I have got two Guinea Pigs who live outside in the spring/summer/autumn and come inside during the colder months. I have brought them inside for today-monday for the Bonfire Night period. They are in their indoor cage now but the fireworks are still very loud and they have been making very nervous squeaks. I have shoved the radio on but they are still gettin scared when the fireworks start. Anyone have any other idea's to help stopping them getting scared?? xx


----------



## sullivan (Aug 29, 2008)

I know it sounds strange but put the light on they wont see the flashes so much than if they were in the dark. I put a old box so they can get under it for security, I will be keeping mine in now till next april/may time as there getting on a bit.


----------



## Mags4eva (Jun 27, 2009)

Thanks for the advice!! Where they are, the curtains are pulled across and will stay like that all night but i will leave the lights on as well just in case!! Thanks!! xx


----------



## Jazzy (Apr 15, 2009)

None of mine seem to bother, not even the rabbits. The piggies inside certainly don't anyway. :laugh:


----------



## Guest (Nov 6, 2009)

Mine lives in the living room, indoor Guinea. 
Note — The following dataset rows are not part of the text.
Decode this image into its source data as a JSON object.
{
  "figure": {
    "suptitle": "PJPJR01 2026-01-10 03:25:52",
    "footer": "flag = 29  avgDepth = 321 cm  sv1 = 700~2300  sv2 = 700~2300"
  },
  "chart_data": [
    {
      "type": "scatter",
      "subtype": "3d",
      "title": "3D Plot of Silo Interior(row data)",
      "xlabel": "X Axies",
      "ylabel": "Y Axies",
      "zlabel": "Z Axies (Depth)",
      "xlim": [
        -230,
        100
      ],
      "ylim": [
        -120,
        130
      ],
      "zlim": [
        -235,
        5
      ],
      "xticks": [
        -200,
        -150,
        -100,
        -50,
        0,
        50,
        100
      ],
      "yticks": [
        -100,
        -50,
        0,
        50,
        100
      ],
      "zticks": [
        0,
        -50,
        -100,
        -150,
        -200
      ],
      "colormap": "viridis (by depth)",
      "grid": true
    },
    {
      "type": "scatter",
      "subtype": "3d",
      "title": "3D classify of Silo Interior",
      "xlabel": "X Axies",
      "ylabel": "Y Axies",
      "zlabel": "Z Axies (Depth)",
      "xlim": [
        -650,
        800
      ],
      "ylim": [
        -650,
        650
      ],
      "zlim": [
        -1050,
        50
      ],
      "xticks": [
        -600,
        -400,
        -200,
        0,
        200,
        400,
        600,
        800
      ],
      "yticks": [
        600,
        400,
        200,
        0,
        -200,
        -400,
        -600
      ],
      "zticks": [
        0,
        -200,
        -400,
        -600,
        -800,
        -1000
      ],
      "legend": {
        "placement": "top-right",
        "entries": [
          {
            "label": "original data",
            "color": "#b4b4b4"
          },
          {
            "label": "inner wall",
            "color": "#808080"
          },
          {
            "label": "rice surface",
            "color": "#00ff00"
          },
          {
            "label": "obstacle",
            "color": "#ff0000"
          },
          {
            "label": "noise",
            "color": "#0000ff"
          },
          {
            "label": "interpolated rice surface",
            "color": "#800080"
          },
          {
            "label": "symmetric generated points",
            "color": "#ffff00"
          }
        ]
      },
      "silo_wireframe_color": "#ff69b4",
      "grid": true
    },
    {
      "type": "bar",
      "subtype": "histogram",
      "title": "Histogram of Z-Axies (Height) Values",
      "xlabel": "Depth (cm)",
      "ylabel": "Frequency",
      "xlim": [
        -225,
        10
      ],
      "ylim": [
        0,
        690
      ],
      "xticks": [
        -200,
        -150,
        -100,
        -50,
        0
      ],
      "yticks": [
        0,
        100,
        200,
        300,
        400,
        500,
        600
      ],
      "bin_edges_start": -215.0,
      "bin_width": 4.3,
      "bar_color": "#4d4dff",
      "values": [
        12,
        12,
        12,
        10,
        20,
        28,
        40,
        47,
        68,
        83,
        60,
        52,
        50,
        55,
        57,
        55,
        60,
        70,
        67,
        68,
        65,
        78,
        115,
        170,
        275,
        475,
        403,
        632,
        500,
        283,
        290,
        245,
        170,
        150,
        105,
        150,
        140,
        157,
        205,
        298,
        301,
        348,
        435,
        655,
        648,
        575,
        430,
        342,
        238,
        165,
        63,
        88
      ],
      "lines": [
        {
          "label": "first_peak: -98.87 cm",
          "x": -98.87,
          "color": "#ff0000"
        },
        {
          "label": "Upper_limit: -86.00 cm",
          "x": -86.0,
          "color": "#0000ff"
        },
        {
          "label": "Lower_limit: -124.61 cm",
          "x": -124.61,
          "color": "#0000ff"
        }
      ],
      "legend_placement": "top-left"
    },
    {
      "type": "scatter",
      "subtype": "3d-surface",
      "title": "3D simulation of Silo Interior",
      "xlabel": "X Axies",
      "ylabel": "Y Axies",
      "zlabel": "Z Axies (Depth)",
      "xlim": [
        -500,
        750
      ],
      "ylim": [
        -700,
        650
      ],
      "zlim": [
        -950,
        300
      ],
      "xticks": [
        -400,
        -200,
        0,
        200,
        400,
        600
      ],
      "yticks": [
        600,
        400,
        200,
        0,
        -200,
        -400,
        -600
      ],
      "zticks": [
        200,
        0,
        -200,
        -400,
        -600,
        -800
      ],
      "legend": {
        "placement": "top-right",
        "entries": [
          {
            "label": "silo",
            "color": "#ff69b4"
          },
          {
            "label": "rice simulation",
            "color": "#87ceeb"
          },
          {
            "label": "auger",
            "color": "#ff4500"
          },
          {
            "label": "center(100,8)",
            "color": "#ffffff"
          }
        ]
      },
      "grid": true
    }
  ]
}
The fireworks have never bothered him at all, a loud bang went off lastnight whilst he was sprawled out asleep, he lifted his head, and then settled back down lol he seemed more annoyed that it had disturbed his sleep than anything 

He has a towel in his cage, which he sleeps under. He usually hides under that if something scares him.

Hope your Guineas are ok


----------